Title: MRI volumetric measures of functional outcome after severe pediatric TBI.
Legend: MRI measures of cerebral atrophy are associated with global neurocognitive function after severe traumatic brain injury (TBI) in adolescents. T1-weighted MRI scans (3D inversion-recovery prepared sequence with a rapid gradient echo readout, ie. MP-RAGE/BRAVO) were obtained in 24 adolescents (11-19 years old) 1-2 years after a severe traumatic brain injury, and in 34 typically developing healthy controls (HC). Ventricle-to-brain ratio (VBR) and corpus callosum (CC) cross sectional area were determined using a combination of Freesurfer software and custom scripts. The Extended Glasgow Outcome Score modified for pediatrics (GOSE-Peds) was determined for each TBI subject (range 1-8, 1=normal function). Study participants were administered the Wechsler Abbreviated Scale of Intelligence – Second Edition to determine IQ score, and the Coding and Symbol Search subtests from the Wechsler Scale of Intelligence for Children – Fourth Edition to determine Processing Speed Index (PSI). VBR was significantly increased and CC cross sectional area was significantly decreased in TBI subjects compared to controls (A). Representative images demonstrating progressive cerebral atrophy are shown in B. After adjusting for age and sex, VBR was significantly associated with GOSE-Peds in the TBI group (C). After adjusting for age, sex, intracranial volume, and brain tissue volume, a significant association was found in the TBI group between CC and IQ (D, left panel, slope = 6.46 ± 2.3, p = 0.007), and between CC and PSI (D, right panel, slope = 8.21 ± 3.5, p = 0.02), while no association between CC and outcome was found in control subject.

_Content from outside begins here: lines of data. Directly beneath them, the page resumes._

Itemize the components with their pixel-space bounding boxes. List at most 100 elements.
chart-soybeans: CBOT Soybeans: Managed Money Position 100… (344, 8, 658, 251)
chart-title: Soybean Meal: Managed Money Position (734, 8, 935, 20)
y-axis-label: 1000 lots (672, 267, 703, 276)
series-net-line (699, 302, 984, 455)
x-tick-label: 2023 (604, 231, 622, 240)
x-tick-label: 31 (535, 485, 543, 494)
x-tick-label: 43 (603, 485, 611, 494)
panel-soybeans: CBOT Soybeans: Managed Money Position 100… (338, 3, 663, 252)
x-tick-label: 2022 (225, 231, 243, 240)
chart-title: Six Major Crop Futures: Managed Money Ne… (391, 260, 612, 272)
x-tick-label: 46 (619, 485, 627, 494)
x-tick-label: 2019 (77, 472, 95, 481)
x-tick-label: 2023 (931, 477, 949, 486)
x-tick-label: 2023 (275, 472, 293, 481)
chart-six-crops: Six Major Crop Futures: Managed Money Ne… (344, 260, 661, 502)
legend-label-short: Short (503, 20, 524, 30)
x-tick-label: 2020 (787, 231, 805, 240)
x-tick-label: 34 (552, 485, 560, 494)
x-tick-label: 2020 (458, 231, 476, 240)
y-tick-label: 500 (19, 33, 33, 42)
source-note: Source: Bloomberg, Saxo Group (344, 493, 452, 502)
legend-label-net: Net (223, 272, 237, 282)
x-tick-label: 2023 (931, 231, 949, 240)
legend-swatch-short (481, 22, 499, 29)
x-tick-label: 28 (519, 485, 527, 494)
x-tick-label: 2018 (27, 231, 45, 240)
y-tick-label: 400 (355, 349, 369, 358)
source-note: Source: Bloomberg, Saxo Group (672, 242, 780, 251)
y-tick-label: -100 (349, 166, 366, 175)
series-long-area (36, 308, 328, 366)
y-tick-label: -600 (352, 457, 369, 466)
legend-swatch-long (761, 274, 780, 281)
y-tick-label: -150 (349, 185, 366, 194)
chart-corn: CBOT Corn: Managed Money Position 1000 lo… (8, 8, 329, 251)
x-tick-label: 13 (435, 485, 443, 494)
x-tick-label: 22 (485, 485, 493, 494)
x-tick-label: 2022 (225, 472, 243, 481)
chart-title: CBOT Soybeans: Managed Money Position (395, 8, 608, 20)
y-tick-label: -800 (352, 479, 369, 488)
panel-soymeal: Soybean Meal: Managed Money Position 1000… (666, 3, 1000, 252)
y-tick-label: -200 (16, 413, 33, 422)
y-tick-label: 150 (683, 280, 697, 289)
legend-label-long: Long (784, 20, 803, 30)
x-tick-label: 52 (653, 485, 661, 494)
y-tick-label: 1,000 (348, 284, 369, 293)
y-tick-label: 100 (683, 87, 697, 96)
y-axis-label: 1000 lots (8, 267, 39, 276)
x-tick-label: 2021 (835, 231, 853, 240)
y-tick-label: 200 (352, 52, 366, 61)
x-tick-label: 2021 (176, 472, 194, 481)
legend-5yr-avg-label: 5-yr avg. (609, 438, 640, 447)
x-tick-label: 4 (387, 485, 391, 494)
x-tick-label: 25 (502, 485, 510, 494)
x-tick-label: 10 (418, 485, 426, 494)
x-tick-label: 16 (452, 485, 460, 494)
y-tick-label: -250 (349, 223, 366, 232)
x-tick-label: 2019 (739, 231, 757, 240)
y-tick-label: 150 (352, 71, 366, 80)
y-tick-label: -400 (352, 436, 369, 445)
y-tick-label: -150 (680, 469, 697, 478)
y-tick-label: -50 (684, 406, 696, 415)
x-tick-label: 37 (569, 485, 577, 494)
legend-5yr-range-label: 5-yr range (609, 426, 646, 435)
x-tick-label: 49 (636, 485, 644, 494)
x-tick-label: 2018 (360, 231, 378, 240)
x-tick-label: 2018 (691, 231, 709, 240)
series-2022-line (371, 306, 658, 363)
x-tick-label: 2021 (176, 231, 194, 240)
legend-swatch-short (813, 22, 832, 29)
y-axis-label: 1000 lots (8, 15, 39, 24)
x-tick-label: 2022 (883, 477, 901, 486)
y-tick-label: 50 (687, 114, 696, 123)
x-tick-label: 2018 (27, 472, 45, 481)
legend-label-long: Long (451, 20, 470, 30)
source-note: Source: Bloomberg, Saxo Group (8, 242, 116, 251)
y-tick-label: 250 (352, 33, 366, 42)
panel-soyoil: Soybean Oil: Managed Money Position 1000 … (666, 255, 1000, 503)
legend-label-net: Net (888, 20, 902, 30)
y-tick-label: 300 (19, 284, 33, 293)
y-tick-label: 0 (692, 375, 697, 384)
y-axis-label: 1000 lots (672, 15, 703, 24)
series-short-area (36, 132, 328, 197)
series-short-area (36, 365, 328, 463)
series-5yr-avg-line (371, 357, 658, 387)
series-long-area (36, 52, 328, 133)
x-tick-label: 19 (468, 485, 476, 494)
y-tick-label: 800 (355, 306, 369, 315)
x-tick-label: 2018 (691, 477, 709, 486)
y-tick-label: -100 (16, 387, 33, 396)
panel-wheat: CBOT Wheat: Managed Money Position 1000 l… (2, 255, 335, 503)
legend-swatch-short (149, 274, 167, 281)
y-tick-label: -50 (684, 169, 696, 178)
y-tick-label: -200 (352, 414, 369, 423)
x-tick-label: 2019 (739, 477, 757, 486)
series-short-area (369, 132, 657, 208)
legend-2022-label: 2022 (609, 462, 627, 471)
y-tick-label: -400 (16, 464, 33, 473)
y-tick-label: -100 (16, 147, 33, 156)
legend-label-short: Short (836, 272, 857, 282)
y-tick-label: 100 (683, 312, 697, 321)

Citation: Ferrazzano P, Yeske B, Mumford J, Kirk G, Bigler ED PhD, Bowen K, O’Brien N, Rosario B, Beers SR, Rathouz P, Bell MJ, Alexander AL. Brain MRI volumetric measures of functional outcome after severe TBI in Adolescents. J Neurotrauma. 2021 Jan 23. doi: 10.1089/neu.2019.6918. Epub ahead of print. PMID: 33487126.
Abstract: Adolescent traumatic brain injury (TBI) is a major public health concern, resulting in over 35,000 hospitalizations in the U.S. each year. While neuroimaging is a primary diagnostic tool in the clinical assessment of TBI, our understanding of how specific neuroimaging findings relate to outcome remains limited. Our study aims to identify imaging biomarkers of long-term neurocognitive outcome after severe adolescent TBI. Twenty-four adolescents with severe TBI (Glasgow Coma Scale ≤8) enrolled in the Approaches and Decisions after Pediatric TBI (ADAPT) study were recruited for MRI scanning 1-2 years post-injury at 13 participating sites. Subjects underwent outcome assessments approximately 1-year post-injury, including the Wechsler Abbreviated Scale of Intelligence (IQ) and the Pediatric Glasgow Outcome Scale-Extended (GOS-E Peds). A typically developing control cohort of 38 age-matched children also underwent scanning and neurocognitive assessment. Brain image segmentation was performed on T1-weighted images using Freesurfer. Brain and ventricular CSF volumes were used to compute a Ventricle-to-Brain Ratio (VBR) for each subject, and the corpus callosum cross-sectional area was determined in the midline for each subject. The TBI group demonstrated higher VBR and lower corpus callosum area compared to the control cohort. After adjusting for age and sex, VBR was significantly related with GOS-E Peds score in the TBI group (n=24, p=0.01, cumulative odds ratio = 2.18). After adjusting for age, sex, intracranial volume and brain volume, corpus callosum cross-sectional area correlated significantly with IQ score in the TBI group (partial cor = 0.68, n=18, p=0.007) and with PSI (partial cor = 0.33, p = 0.02). No association was found between VBR and IQ or between corpus callosum and GOS-E Peds. After severe adolescent TBI, the quantitative MRI measures of VBR and corpus callosum cross-sectional area are associated with global functional outcome and neurocognitive outcomes, respectively.
About the Lab: By identifying MRI biomarkers in animal models of pediatric brain injury, Waisman investigator Peter Ferrazzano hopes to provide a means for selecting the patients most likely to benefit from a particular neuroprotective intervention in subsequent clinical trials. Basing patient selection on the physiologic target of therapy rather than simply the disease state will reduce the sample size needed, increase the likelihood of observing a drug effect, and facilitate the translation of promising neuroprotective interventions into clinical use.